Meu maxilar travou. O sangue nas veias esquentou. Não pelo que ele disse, mas pelo modo como ela o olhou. Longo demais. Suave demais. Como se ele não fosse apenas um guerreiro prestes a partir..., mas alguém que deixaria saudades.
— E não é mais fácil fazer isto de dentro? — ela perguntou, a testa franzida, os braços cruzados sobre o peito, como se me desafiasse a dar uma resposta convincente.

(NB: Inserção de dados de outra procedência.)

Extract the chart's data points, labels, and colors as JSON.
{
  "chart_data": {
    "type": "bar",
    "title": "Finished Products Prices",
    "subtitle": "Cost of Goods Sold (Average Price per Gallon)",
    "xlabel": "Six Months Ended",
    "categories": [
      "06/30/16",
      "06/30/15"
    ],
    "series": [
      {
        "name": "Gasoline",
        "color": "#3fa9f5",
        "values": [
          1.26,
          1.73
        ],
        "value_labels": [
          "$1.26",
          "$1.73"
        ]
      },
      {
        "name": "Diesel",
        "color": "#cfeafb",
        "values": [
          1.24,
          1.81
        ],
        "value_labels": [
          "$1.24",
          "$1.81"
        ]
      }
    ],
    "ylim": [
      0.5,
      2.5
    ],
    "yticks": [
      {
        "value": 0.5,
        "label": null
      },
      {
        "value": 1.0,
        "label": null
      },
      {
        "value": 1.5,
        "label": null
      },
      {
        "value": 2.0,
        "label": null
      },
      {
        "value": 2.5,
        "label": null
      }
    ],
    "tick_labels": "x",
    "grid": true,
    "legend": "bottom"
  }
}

Seu tom soava genuíno, mas a forma como olhou na direção de Simon ainda grudava na minha mente. A tensão subiu pelo meu pescoço e apertou meu maxilar. Ela não fazia ideia do quanto me tirava do controle quando se preocupava com outro macho que não fosse eu.
— Simon ficará nas redondezas da alcateia. — respondi sem pressa, mantendo os olhos fixos nos dela. — Vai tentar se infiltrar entre os inimigos usando o colar das irmãs Celestiais. Aquele que altera mais do que o cheiro... muda também os traços.
"Ótimo. Um beta com cara nova e aroma neutro. Quase um fantasma", rosnou Fenrir, a voz reverberando em minha mente com sarcasmo. "Está atento demais a esse lobo, Alfa. Por que ela quer tanto manter o beta vivo? Já temos Jasper."
— Compreendo. — Airys sorriu, e dessa vez foi um sorriso verdadeiro, leve… íntimo.
Meus músculos enrijeceram no mesmo instante. O som desse sorriso me atingiu como um alerta. Rosnei sem pensar, o som saiu baixo, grave, e antes que pudesse controlar, um rugido profundo escapou da minha garganta, ecoando pelo ambiente e me denunciando.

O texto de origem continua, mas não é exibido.